I'm not enough of an expert on batteries to address your concerns beyond basic advice, like include a fuse. This seems like something you could easily break out into a separate question and get some good advice, if after doing some basic research you require more clarification.

There is, in a sense, no qualitative difference. The difference is one of scale, both of current and of time.

A bulk capacitor is used to prevent the output of a supply from dropping too far during the periods when current is not available. For line-powered linear supplies, this would occur during the periods (say, 10s of msec) that the line voltage is near zero. It also applies to the circuit as a whole. That is, an electronics assembly containing multiple circuit cards might have a single set of bulk capacitors in the power supply.

Decoupling capacitors, on the other hand, are used locally (such as 1 per logic chip in some systems) and are intended to supply current for much briefer periods (typically 10s of nsec for TTL systems) and much smaller currents. As a result, decoupling caps are typically much smaller than bulk caps.

This is not entirely a hard and fast rule - for some high-speed analog parts a mix of different decoupling values is recommended, with the smallest values providing the shortest compensation times, and larger caps being used as well. High-speed A/D converters often used to recommend a 0.1uF / 10 uF combination. Many logic boards have a mix of values scattered around. CPUs, in particular, are often surrounded by largish (10 - 100 uF) electrolytics, with a whole bunch of small SMD ceramic caps right under the chip.

As for demonstration circuits, only bulk caps make easy demo's. Take a transformer output of, let's say, 6 VAC, and run it through a bridge rectifier.

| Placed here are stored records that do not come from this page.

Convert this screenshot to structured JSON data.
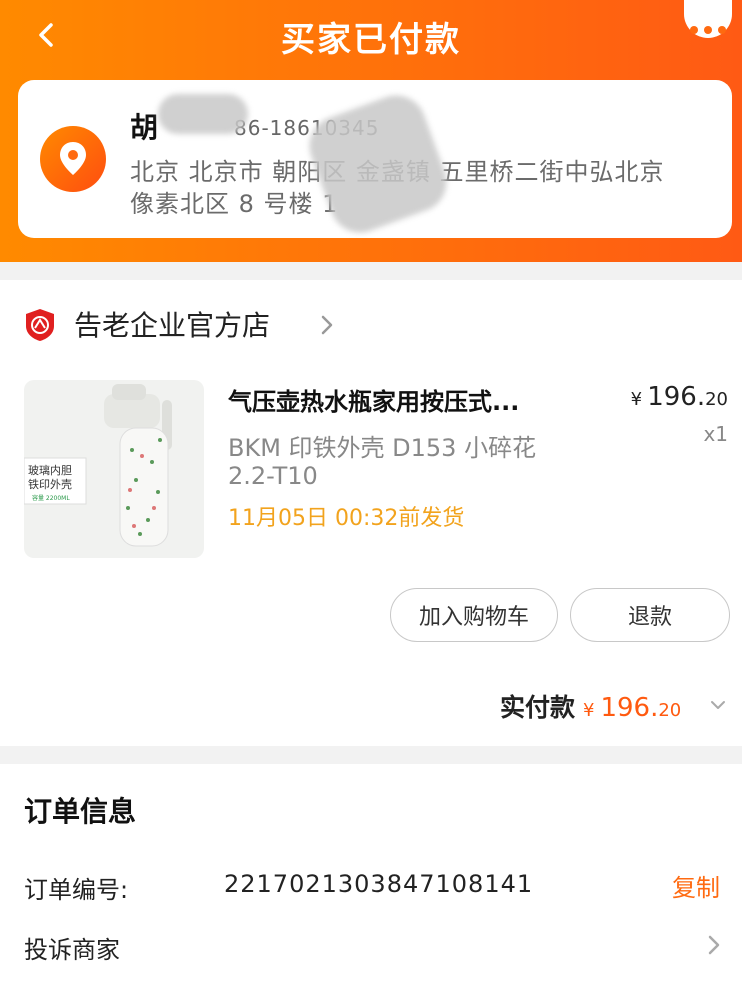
{
  "header": {
    "title": "买家已付款",
    "back_icon": "chevron-left-icon",
    "more_icon": "more-dots-icon",
    "bg_colors": [
      "#ff8a00",
      "#ff5a14"
    ]
  },
  "address": {
    "name": "胡",
    "phone": "86-18610345",
    "line1": "北京 北京市 朝阳区 金盏镇 五里桥二街中弘北京",
    "line2": "像素北区 8 号楼 1",
    "icon": "location-pin-icon"
  },
  "store": {
    "name": "告老企业官方店",
    "icon": "enterprise-shield-icon"
  },
  "product": {
    "title": "气压壶热水瓶家用按压式...",
    "spec_line1": "BKM 印铁外壳 D153 小碎花",
    "spec_line2": "2.2-T10",
    "ship_time": "11月05日 00:32前发货",
    "price_currency": "¥",
    "price_int": "196.",
    "price_dec": "20",
    "quantity": "x1",
    "image_label_1": "玻璃内胆",
    "image_label_2": "铁印外壳",
    "image_label_3": "容量 2200ML"
  },
  "actions": {
    "add_to_cart": "加入购物车",
    "refund": "退款"
  },
  "payment": {
    "label": "实付款",
    "currency": "¥",
    "amount_int": "196.",
    "amount_dec": "20"
  },
  "order_info": {
    "section_title": "订单信息",
    "number_label": "订单编号:",
    "number_value": "2217021303847108141",
    "copy_label": "复制",
    "complain_label": "投诉商家"
  },
  "colors": {
    "accent": "#ff5a10",
    "ship_time": "#f2a31d"
  }
}
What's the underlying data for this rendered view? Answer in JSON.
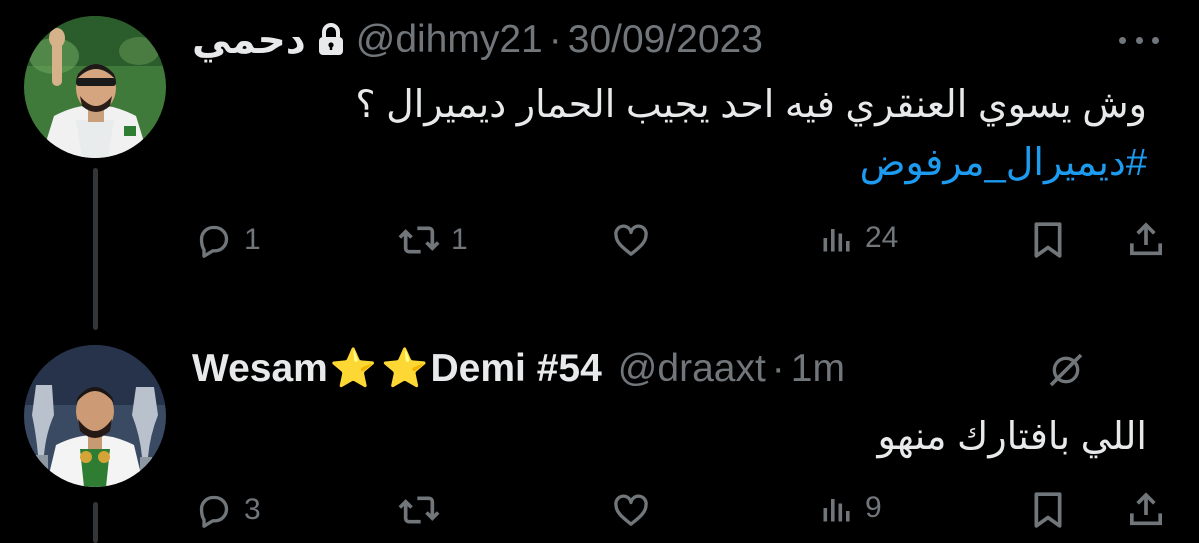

Load the output of the bridge with a power resistor (like, 10 ohms) and look at the voltage across the resistor - it will drop to zero 120 times per second (100 if your line frequency is 50 Hz). Now place a bulk cap of 10,000 uF on the bridge output, and the output will be much smoother, with 120 Hz dips - it will look sort of like a sawtooth - but in general the voltage will be much smoother.

Decoupling is harder. Try setting up an op-amp amplifier on a solderless breadboard using a high-speed op amp and long wires running from the breadboard to the power supply. There's a good chance the output will oscillate with no input. If you put 0.1 uF ceramic caps from the supplies to ground, and do it right at the op amp supply pins, this will often clear up the problem. Or not - solderless breadboards aren't good for high-speed work even if you're careful, and some op amps are very stable, but it's the best suggestion I can come up with.